Lately, I’ve been trying to identify functions that can utilize “type-driven development.” By replacing traditional test-driven development with type-driven development, I’ve been able to create robust software that’s much easier to maintain.

An Example

I recently came across this function that utilized type-driven development. It took in a list of configuration objects and produced a list of names for the configuration options embedded within the objects.


interface ConfigurationCategory {
  categoryName: string;
  options: Array<{ fieldName: string; value: boolean; }>;
}

function getFieldNamesForConfigurationCategories(categories: Array) {
  // Unit test needed before implementation...
}

Typically, I’d want to start by writing a few tests to make sure I can handle the data munging correctly. However, by simply adding a return type to the function, many of the details that could be driven by a unit test are now handled by the type system.

Here is the way I ended up implementing this particular function:


interface ConfigurationCategory {
  categoryName: string;
  options: Array<{ fieldName: string; value: boolean; }>;
}

function getFieldNamesForConfigurationCategories(categories: Array): string[] {
  return _.compact(_.flatten(categories.map((category) => {
    if (category === undefined) {	
      return undefined;
    }
    return category.options.map((option) => {
      return `${category.catgeoryName} - ${option.fieldName}`;
    });
  })));
}

I’ve noticed that functions like these use nested maps and a few Lodash utilities. The behavior of utility functions is typically morphing the data structure, which can easily be verified with types. For example, if you removed `_.compact`, the type system would complain that the actual return type is `Array`. Or without the `_.flatten`, the return type would be `string[][]`.

Additional Thoughts

The type system can’t replace all unit tests. For instance, in the example above, we can’t verify the resulting string with the types.

I’ve found that these holes in the type verification system force me to think of alternative implementations. In this case, maybe I could inject the stringifying behavior so it could be tested independently, like this:


interface ConfigurationOption {
  fieldName: string;
  value: boolean;
}

interface ConfigurationCategory {
  categoryName: string;
  options: ConfigurationOption[];
}

function getFieldNamesForConfigurationCategories(
  categories: Array, 
  constructFieldName: (category: ConfigurationCategory) => (option: ConfigurationOption) => string,
): string[] {
  return _.compact(_.flatten(categories.map((category) => {
    if (category === undefined) {	
      return undefined;
    }
    return category.options.map(constructFieldName(category));
  })));
}

At the very least, I could always write a traditional unit test for this function to check the outputted string. With the return type in place, I could assume the data model is correct, and I wouldn’t have to write cases that could potentially produce null results. Also, I need to have system tests in place to make sure that this function behaves correctly when connected to the rest of the software.

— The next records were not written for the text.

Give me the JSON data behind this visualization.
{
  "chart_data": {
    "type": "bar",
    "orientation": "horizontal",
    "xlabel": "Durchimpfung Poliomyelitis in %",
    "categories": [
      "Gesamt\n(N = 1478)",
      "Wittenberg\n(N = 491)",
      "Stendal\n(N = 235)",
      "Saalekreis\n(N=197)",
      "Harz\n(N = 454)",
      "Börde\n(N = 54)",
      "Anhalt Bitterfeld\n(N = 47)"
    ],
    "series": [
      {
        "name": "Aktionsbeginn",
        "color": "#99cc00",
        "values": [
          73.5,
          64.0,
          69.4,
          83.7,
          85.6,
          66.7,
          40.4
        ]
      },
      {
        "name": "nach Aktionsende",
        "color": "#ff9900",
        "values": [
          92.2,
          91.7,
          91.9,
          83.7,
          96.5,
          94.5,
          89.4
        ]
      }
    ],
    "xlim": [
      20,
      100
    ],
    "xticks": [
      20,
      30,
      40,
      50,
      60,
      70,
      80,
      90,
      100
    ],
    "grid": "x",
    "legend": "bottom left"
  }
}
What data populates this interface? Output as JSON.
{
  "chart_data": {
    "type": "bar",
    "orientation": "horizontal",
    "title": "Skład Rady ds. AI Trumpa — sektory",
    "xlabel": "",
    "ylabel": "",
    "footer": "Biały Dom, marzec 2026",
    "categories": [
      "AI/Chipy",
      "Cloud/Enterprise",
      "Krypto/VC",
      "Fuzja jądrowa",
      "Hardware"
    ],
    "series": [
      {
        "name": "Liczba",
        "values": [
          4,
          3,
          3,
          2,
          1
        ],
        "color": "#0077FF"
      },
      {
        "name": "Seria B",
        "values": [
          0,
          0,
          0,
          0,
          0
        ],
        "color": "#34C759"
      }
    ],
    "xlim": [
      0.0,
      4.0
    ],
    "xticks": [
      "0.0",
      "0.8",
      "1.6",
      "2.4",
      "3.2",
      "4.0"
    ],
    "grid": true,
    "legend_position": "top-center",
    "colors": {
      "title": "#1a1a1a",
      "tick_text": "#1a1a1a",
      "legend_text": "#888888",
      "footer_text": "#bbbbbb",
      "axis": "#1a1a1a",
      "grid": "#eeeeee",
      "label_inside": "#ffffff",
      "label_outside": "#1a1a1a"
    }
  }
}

Since I’ve started using explicit return types, my thought process for testing code has changed. I now think about the different classes of behavior I can test with the types. And because these different classes of behaviors don’t need unit tests, I’ve been able to create better abstractions of these behaviors and encapsulate them in their own functions to use more generally.

For all of these reasons, I’d encourage anyone designing functions with TypeScript to use these return types.